Vectors and matrices:

• Cross products
• Euclidean norm
• Eigenvalues

Calculus:

• Derivatives
• Integrals
• Taylor expansions
• Sum and product notation
• Exponential and log function
• Geometric functions

Probability theory:

• Expectation and variance
• Independence
• Conditional independence
• Sum and product rule

# Grading and Evaluation

Grading in the course comes from 9 online problem sets and 2 quizzes. Together, the problem sets are worth 50% of your grade and each quiz is worth 25% of your grade.
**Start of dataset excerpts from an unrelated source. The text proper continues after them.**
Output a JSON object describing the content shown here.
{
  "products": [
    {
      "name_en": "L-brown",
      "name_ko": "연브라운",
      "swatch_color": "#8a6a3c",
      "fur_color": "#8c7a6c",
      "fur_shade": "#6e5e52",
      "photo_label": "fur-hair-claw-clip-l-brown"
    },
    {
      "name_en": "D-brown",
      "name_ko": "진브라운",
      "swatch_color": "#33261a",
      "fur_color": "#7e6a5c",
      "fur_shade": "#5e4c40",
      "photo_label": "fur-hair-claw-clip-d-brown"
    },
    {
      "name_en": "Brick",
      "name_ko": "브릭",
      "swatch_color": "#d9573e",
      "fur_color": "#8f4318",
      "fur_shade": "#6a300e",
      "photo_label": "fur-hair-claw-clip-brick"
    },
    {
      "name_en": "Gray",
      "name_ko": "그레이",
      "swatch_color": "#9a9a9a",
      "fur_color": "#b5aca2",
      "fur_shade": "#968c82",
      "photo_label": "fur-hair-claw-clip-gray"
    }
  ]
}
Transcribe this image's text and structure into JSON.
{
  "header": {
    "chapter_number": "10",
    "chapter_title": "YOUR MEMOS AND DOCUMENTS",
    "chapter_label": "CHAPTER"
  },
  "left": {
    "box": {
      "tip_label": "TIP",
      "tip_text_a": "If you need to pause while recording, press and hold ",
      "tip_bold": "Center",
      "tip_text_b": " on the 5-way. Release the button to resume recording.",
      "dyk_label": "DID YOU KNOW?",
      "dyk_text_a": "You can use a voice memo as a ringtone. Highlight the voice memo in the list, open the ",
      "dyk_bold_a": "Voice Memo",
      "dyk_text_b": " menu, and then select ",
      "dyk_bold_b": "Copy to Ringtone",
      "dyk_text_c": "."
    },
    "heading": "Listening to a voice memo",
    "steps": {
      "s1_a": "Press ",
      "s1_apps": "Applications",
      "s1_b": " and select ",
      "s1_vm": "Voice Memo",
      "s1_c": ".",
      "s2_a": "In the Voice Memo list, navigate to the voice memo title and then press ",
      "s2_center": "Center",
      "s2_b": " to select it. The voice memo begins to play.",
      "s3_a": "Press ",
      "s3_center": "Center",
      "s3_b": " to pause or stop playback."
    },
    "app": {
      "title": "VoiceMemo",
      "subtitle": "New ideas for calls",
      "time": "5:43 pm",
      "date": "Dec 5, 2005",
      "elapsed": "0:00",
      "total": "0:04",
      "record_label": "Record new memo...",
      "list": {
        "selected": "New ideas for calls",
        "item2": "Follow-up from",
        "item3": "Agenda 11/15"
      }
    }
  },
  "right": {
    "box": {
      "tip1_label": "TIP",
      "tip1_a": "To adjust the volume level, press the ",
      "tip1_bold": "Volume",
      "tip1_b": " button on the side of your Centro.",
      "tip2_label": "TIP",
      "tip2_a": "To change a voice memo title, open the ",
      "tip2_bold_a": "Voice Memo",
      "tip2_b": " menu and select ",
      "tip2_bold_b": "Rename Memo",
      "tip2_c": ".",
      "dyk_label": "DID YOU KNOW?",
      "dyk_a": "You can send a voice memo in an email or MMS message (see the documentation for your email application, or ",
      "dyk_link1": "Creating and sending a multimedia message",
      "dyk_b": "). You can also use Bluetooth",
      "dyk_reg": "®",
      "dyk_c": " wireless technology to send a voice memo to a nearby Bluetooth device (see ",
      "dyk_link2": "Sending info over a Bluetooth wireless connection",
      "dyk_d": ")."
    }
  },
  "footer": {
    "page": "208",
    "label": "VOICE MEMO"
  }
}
You will have the opportunity to drop one of the problem sets from your mark. A grade of 60% or higher will be considered a pass.

# Course outline

Lecture no.TitleLecturerProblem set
1 Introduction and Motivation R. Siegwart None
2 Locomotion Concepts R. Siegwart Optional
3 Mobile Robots Kinematics R. Siegwart Yes
4 Perception I R. Siegwart None
5 Perception II M. Chli Yes
6 Perception III M. Chli Yes
7 Perception IV M. Chli Yes
8 Localization I R. Siegwart Yes
9 Localization II R. Siegwart Yes
10 SLAM I M. Chli None
11 SLAM II M. Chli Yes
12 Planning I M. Rufli Yes
13 Planning II M. Rufli Yes
14 Summary R. Siegwart None

# Optional Exercises

In addition to the graded content, this course offers 6 ungraded exercises in which students can write perception and planning software for a mobile robot that runs in simulation. The programming part is in Matlab or Octave and the simulation runs in the V-Rep simulator. Full instructions on how to get started are available on the exercises page.